Alfred Thomas Farrar Sr., a former military pilot and member of the historic Tuskegee Airmen, passed away in Virginia on Thursday, December, 17, at the age of 99 – only nine days before his 100th day and eight days before he was set to be honored at a ceremony, WFXR-TV reported.
Serving at a time when the American Army was segregated, the Tuskegee Airmen were the first African-American aviators in America. The 332nd Fighter Group and the 99th Pursuit Squadron were the only Black groups that fought in World War II and were considered highly successful despite facing discrimination in and out of the army.
According to the Associated Press, Farrar moved to Tuskegee from his hometown of Lynchburg in 1941 after completing high school to train as an aviator. “It was the next best thing to do,” the deceased told The News & Advance in a feature last week prior to his death.
His son, Roy, told AP his father trained to be an army pilot while he was enlisted in the U.S. Army Air Corps program, but he did not participate in combat missions outside the United States. Though Roy said he was proud of his father’s accomplishments, he recalled he did not talk too much about his time as a Tuskegee Airman.
“It was just something that he did at the time, that was needed at the time,” he said.
Farrar was discharged from the army in 1943. He then went back to school to study aerospace engineering and subsequently took up an engineering job with the Federal Aviation Administration. He worked there for forty years.
Despite his passing, the Lynchburg Area Veterans Council said they’ll still go ahead with the ceremony to honor Farrar’s life and service during its “troop rally” event on December 25, WFXR-TV reported.
“In spite of tremendous discrimination, these young American men and women served their nation with distinction and opened the door of opportunity for many other Americans,” a statement from the council said.

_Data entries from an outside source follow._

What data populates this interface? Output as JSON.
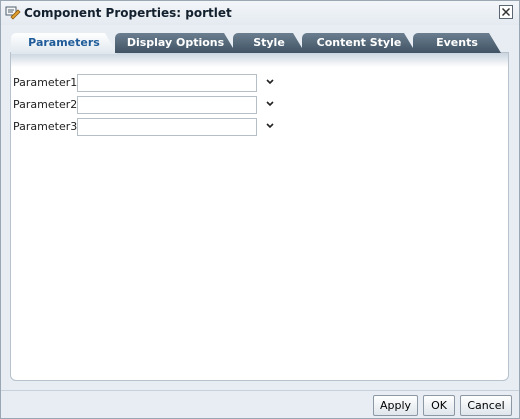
{
  "window": {
    "title": "Component Properties: portlet",
    "icon": "properties-icon"
  },
  "tabs": [
    {
      "label": "Parameters",
      "active": true
    },
    {
      "label": "Display Options",
      "active": false
    },
    {
      "label": "Style",
      "active": false
    },
    {
      "label": "Content Style",
      "active": false
    },
    {
      "label": "Events",
      "active": false
    }
  ],
  "parameters": [
    {
      "label": "Parameter1",
      "value": ""
    },
    {
      "label": "Parameter2",
      "value": ""
    },
    {
      "label": "Parameter3",
      "value": ""
    }
  ],
  "buttons": {
    "apply": "Apply",
    "ok": "OK",
    "cancel": "Cancel"
  },
  "colors": {
    "active_tab_text": "#1f5b99",
    "inactive_tab_bg": "#405364"
  }
}
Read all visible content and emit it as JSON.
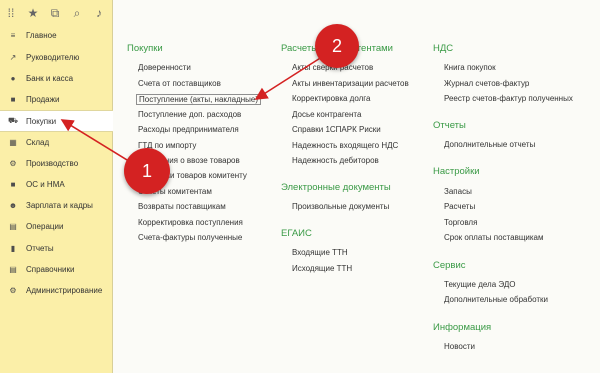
{
  "toolbar": {
    "icons": [
      "grid-icon",
      "star-icon",
      "history-icon",
      "search-icon",
      "bell-icon"
    ]
  },
  "sidebar": {
    "items": [
      {
        "label": "Главное",
        "icon": "≡"
      },
      {
        "label": "Руководителю",
        "icon": "↗"
      },
      {
        "label": "Банк и касса",
        "icon": "●"
      },
      {
        "label": "Продажи",
        "icon": "■"
      },
      {
        "label": "Покупки",
        "icon": "⛟"
      },
      {
        "label": "Склад",
        "icon": "▦"
      },
      {
        "label": "Производство",
        "icon": "⚙"
      },
      {
        "label": "ОС и НМА",
        "icon": "■"
      },
      {
        "label": "Зарплата и кадры",
        "icon": "☻"
      },
      {
        "label": "Операции",
        "icon": "▤"
      },
      {
        "label": "Отчеты",
        "icon": "▮"
      },
      {
        "label": "Справочники",
        "icon": "▤"
      },
      {
        "label": "Администрирование",
        "icon": "⚙"
      }
    ]
  },
  "columns": {
    "purchases": {
      "title": "Покупки",
      "links": [
        "Доверенности",
        "Счета от поставщиков",
        "Поступление (акты, накладные)",
        "Поступление доп. расходов",
        "Расходы предпринимателя",
        "ГТД по импорту",
        "Заявления о ввозе товаров",
        "Передачи товаров комитенту",
        "Отчеты комитентам",
        "Возвраты поставщикам",
        "Корректировка поступления",
        "Счета-фактуры полученные"
      ]
    },
    "settlements": {
      "title": "Расчеты с контрагентами",
      "links": [
        "Акты сверки расчетов",
        "Акты инвентаризации расчетов",
        "Корректировка долга",
        "Досье контрагента",
        "Справки 1СПАРК Риски",
        "Надежность входящего НДС",
        "Надежность дебиторов"
      ]
    },
    "edocs": {
      "title": "Электронные документы",
      "links": [
        "Произвольные документы"
      ]
    },
    "egais": {
      "title": "ЕГАИС",
      "links": [
        "Входящие ТТН",
        "Исходящие ТТН"
      ]
    },
    "vat": {
      "title": "НДС",
      "links": [
        "Книга покупок",
        "Журнал счетов-фактур",
        "Реестр счетов-фактур полученных"
      ]
    },
    "reports": {
      "title": "Отчеты",
      "links": [
        "Дополнительные отчеты"
      ]
    },
    "settings": {
      "title": "Настройки",
      "links": [
        "Запасы",
        "Расчеты",
        "Торговля",
        "Срок оплаты поставщикам"
      ]
    },
    "service": {
      "title": "Сервис",
      "links": [
        "Текущие дела ЭДО",
        "Дополнительные обработки"
      ]
    },
    "info": {
      "title": "Информация",
      "links": [
        "Новости"
      ]
    }
  },
  "badges": {
    "one": "1",
    "two": "2"
  },
  "colors": {
    "accent": "#d42222",
    "section": "#3a9a46",
    "sidebar": "#fbefa8"
  }
}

Roy also told the Associated Press they expect several planes to fly over during a different memorial ceremony in honor of his father on his birthday on December 26.
Trained at the Tuskegee Army Air Field in Alabama, the Tuskegee Airmen flew more than 15,000 individual sorties in Europe and North Africa during World War II. Their remarkable performance did not only earn them more than 150 Distinguished Flying Crosses but eventually helped encourage the integration of the U.S. armed forces, according to History.